Aligning the IT organization to implement a balanced approach in delivering modern apps has many benefits, for IT, for the users, and for internal businesses:
- App publishing service:
- Greater insight and control over the modern app portfolio.
- Increased app quality and consistency.
- Identify and capture best practices.
- Greater ability to meet security and regulatory requirements.
- App project templates and reusable components:
- Reduces development time and costs.
- Focuses app development on business value.
- Improves app consistency and quality.
- Feedback and usage statistics:
- Helps evolve apps to provide greater business value.
- Quickly identifies and corrects quality issues.
- Provides IT insights to manage the app portfolio.
- Can identify potential shadow apps.
- Managed App Studio service:
- Commoditizes modern app development.
- Provides a greater level of user experience design consistency.
- Identifies common coding patterns.
The above benefits facilitate a greater level of agility in responding to business needs while still maintaining an appropriate level of control over the app portfolio.
It is important that as you consider your organization’s move towards modern app development and deployment, you consider how best to achieve this significant change in IT practices. The following guidance may help you:
- Remember that every app has a business owner. By being responsive to the business group and its users, you ensure that the app will meet their needs and be successful. An app must do what the business group and its users need it do, on what platform it must do it, and from which locations.
- Remove weak apps. Use feedback and usage statistics to identify apps that are under-used, or not addressing the users’ needs. Remove these from the portfolio.
- Appoint a chief app publisher. This individual has a top-down view of the apps within the portfolio, and of the processes involved in making sure apps adhere to standards, and address users’ and business groups’ needs. In larger organizations, you may need a team of people within this context.
- Centralize app publishing and certification. Microsoft used an app certification lab to this end, overseen by the chief app publisher. By centralizing app certification, you can help to ensure that:
- The app discloses what it does. Users can be sure how the app behaves once it is installed on their device, and what it can access on the device. For example, the app might need to disclose that it uses the location features on the users device. These disclosures must be made before the app is installed.
- The app provides a link to privacy statement. It is important that all apps provide a privacy statement to users before they install the app. By centralizing this, you can ensure that all apps in your portfolio meet the same corporate privacy standards.
- All apps adhere to corporate standards on style and interface. By using templates within the app certification process, you can make sure your apps have a common feel and consistent style.
- Authentication and authorization is handled appropriately within the app. Use of project templates and app components allows the security team to focus on business logic and information handling features within the app.
- Identify and componentize reusable app components. An app studio service allows you to identify common coding tasks and capture them into reusable project templates or app components. Over time this can speed app development, reduce costs, and result in greater app quality.

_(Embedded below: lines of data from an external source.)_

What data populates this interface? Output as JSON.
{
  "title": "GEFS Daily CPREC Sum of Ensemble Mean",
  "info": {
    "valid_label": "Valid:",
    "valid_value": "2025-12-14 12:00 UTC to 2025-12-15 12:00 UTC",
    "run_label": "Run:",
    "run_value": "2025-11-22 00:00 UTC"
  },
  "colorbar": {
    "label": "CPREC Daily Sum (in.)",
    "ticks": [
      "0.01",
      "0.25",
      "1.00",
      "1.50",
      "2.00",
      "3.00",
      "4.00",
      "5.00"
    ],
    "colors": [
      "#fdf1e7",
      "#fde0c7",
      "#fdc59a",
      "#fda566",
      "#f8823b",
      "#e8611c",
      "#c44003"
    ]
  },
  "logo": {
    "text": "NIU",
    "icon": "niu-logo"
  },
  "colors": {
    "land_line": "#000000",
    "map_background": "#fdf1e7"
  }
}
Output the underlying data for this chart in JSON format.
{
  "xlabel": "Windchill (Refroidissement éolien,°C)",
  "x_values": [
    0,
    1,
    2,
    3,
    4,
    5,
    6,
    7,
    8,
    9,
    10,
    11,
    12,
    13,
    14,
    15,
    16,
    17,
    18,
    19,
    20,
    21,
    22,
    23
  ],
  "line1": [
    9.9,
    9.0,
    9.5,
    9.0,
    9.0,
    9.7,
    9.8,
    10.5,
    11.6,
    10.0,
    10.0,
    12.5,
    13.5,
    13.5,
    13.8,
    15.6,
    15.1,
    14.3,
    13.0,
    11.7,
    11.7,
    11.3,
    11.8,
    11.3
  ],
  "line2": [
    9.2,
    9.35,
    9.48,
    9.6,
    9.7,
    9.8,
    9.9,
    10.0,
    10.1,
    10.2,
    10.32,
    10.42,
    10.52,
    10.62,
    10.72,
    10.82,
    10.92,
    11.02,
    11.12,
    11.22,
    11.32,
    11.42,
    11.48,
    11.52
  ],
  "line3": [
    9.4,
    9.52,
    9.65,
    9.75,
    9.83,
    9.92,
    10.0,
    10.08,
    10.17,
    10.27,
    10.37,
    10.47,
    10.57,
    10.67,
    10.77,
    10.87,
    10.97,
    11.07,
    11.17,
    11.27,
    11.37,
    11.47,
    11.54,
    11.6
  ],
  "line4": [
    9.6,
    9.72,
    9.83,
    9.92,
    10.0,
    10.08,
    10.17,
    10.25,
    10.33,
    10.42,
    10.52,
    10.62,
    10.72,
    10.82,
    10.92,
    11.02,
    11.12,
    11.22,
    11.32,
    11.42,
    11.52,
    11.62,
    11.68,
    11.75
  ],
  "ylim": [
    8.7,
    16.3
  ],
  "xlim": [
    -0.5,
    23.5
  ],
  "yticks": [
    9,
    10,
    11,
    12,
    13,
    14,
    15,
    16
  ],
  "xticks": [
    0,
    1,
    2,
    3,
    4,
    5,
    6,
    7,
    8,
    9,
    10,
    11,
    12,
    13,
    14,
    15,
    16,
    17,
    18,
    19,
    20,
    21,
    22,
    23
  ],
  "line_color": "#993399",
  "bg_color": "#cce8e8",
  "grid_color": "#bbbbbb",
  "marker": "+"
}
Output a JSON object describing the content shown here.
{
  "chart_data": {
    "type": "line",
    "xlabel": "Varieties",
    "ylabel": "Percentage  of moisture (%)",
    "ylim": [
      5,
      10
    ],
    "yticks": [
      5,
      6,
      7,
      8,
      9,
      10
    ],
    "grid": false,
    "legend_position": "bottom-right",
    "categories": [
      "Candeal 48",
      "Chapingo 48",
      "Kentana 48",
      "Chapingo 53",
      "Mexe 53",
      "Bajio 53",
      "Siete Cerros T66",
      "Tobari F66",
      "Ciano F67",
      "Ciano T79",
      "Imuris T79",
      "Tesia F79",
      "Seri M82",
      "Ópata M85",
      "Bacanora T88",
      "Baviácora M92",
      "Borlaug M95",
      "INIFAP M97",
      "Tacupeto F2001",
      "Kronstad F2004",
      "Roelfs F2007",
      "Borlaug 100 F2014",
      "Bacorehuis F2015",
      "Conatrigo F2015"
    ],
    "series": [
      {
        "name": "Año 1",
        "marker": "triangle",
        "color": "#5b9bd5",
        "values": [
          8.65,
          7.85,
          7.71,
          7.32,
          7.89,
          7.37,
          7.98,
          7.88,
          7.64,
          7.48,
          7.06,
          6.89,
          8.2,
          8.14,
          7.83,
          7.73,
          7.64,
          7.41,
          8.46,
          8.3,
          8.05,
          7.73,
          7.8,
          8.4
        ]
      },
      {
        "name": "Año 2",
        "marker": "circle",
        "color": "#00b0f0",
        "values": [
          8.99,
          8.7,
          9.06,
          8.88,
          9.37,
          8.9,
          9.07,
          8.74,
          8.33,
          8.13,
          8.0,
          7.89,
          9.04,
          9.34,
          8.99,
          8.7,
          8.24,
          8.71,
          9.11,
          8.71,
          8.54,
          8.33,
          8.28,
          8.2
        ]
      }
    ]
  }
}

- Listen to the users. Find out what they want from their apps, and give it to them. By responding to their feedback with quick app updates you will become to be viewed as a partner and achieve greater levels of user satisfaction.
- Tell the business groups what you’re doing. Let them know about the new breed of modern apps, and your new processes for faster app development. Involve them in the process.
- Use the greater level of agility to experiment. The combination of user feedback and greater agility allows you to try out new features with users. Importantly, the first release of an app doesn’t need to be perfect, as long as you are prepared to listen and respond quickly to the user’s feedback.